(Une Nouvelle de JB Nortier, Milaë Samoho, proposée dans Short Stories (2015) , version ©2025.)
Que tu le veuilles ou non, sache qu’un jour il te faudra sauver le monde !
Ce sera un matin où, sans trop savoir pourquoi, tu t’éveilleras avec une impression d’urgence. Une urgence intérieure, comme un appel ancien qui remonte à la surface…
Tu sortiras.
Le ciel sera lourd et menaçant.
Tu marcheras longtemps, sans te presser.
Un éclair. Une bouffée de vent et tu cligneras des yeux ; ta vue se brouillera…
Une odeur de sel, d’iode, des rafales.
Tu te retrouveras le long d’une côte sauvage.
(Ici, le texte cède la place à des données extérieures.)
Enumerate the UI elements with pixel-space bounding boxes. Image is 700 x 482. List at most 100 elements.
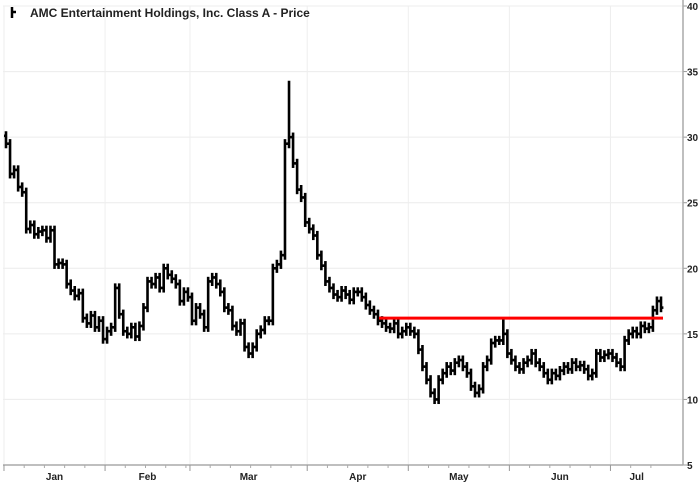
price-bar-icon <box>10 7 16 18</box>
price-bar <box>331 283 336 300</box>
price-bar <box>509 348 514 365</box>
price-bar <box>161 263 167 293</box>
price-bar <box>173 274 179 289</box>
price-bar <box>347 289 353 305</box>
price-bar <box>48 225 53 243</box>
price-bar <box>456 355 462 368</box>
price-bar <box>375 309 381 326</box>
price-bar <box>659 296 664 313</box>
price-bar <box>36 226 41 239</box>
price-bar <box>145 276 150 313</box>
price-bar <box>242 318 247 352</box>
price-bar <box>630 326 636 339</box>
price-bar <box>88 310 94 328</box>
y-tick-label: 10 <box>687 395 699 406</box>
price-bar <box>420 345 425 372</box>
price-bar <box>359 287 365 302</box>
price-bar <box>206 276 211 332</box>
price-bar <box>12 165 17 179</box>
price-bar <box>299 185 304 203</box>
x-tick-label: May <box>449 472 469 482</box>
price-bar <box>149 276 154 289</box>
price-bar <box>448 362 454 376</box>
price-bar <box>436 375 442 405</box>
price-bar <box>339 285 344 302</box>
price-bar <box>234 321 239 336</box>
price-bar <box>238 318 243 336</box>
price-bar <box>452 358 458 376</box>
chart-title: AMC Entertainment Holdings, Inc. Class A… <box>30 6 310 20</box>
price-bar <box>250 342 256 359</box>
price-bar <box>315 230 320 260</box>
price-bar <box>497 335 502 346</box>
price-bar <box>533 348 539 368</box>
price-bar <box>614 352 619 368</box>
price-bar <box>218 279 223 297</box>
price-bar <box>311 224 316 241</box>
y-tick-label: 5 <box>687 461 693 472</box>
legend: AMC Entertainment Holdings, Inc. Class A… <box>10 6 310 20</box>
price-bar <box>432 388 437 405</box>
price-bar <box>481 362 486 394</box>
price-bar <box>586 364 591 381</box>
price-bar <box>505 329 510 359</box>
price-bar <box>64 259 70 289</box>
price-bar <box>598 348 603 363</box>
price-bar <box>566 362 571 374</box>
price-bar <box>634 326 640 339</box>
price-bar <box>32 220 37 239</box>
price-bar <box>416 329 421 355</box>
price-bar <box>153 272 158 289</box>
price-bar <box>307 217 312 234</box>
price-bar <box>270 263 276 326</box>
price-bar <box>109 322 114 336</box>
y-tick-label: 40 <box>687 2 699 13</box>
price-bar <box>578 360 583 372</box>
y-tick-label: 15 <box>687 330 699 341</box>
price-bar <box>489 338 494 365</box>
price-bar <box>468 368 474 391</box>
price-bar <box>137 321 142 342</box>
price-bar <box>367 300 373 315</box>
price-bar <box>72 285 78 301</box>
price-bar <box>335 289 340 302</box>
price-bar <box>343 285 349 300</box>
price-bar <box>202 309 207 332</box>
price-bar <box>121 309 126 336</box>
price-bar <box>246 342 251 359</box>
price-bar <box>525 355 530 368</box>
price-bar <box>274 259 280 273</box>
price-bar <box>501 318 506 346</box>
price-bar <box>52 225 57 269</box>
price-bar <box>80 288 86 323</box>
price-bar <box>169 270 175 284</box>
x-tick-label: Apr <box>349 472 366 482</box>
price-bar <box>125 326 130 339</box>
price-bar <box>355 287 361 297</box>
price-bar <box>157 272 163 293</box>
price-bar <box>541 362 547 378</box>
price-bar <box>582 360 587 374</box>
price-bar <box>133 322 138 342</box>
price-bar <box>574 358 579 372</box>
price-bar <box>60 258 66 269</box>
price-bar <box>278 250 284 269</box>
price-bar <box>626 329 632 346</box>
x-tick-label: Feb <box>139 472 157 482</box>
price-bar <box>404 322 409 336</box>
price-bar <box>392 318 397 334</box>
y-tick-label: 30 <box>687 133 699 144</box>
price-bar <box>363 292 369 310</box>
price-bar <box>101 316 106 344</box>
price-bar <box>319 250 324 271</box>
price-bar <box>485 355 490 372</box>
price-bar <box>76 288 82 301</box>
price-bar <box>602 350 607 363</box>
x-tick-label: Jul <box>630 472 645 482</box>
price-bar <box>400 326 405 339</box>
price-bar <box>214 272 219 289</box>
price-bar <box>594 348 599 378</box>
price-bar <box>92 310 98 332</box>
price-bar <box>371 305 377 319</box>
price-bar <box>444 362 450 378</box>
Une forte tempête s’annoncera. Fouetté par les embruns, tu tituberas sur le sable humide.

La plage sera déserte. Au loin, dans la brume, de hautes falaises crayeuses se dessineront.
Mais soudain, devant toi, une masse noire se dressera, à mi-chemin entre mer et dunes.
Avance-toi prudemment !
Tu reconnaîtras la silhouette imposante d’un éléphant de mer, un vieux mâle solitaire. Indolent, il te semblera endormi, mais d’instinct, tu préféreras passer au large de l’animal, côté mer.
Mais quand tu arriveras à sa hauteur, d’un coup il se dressera.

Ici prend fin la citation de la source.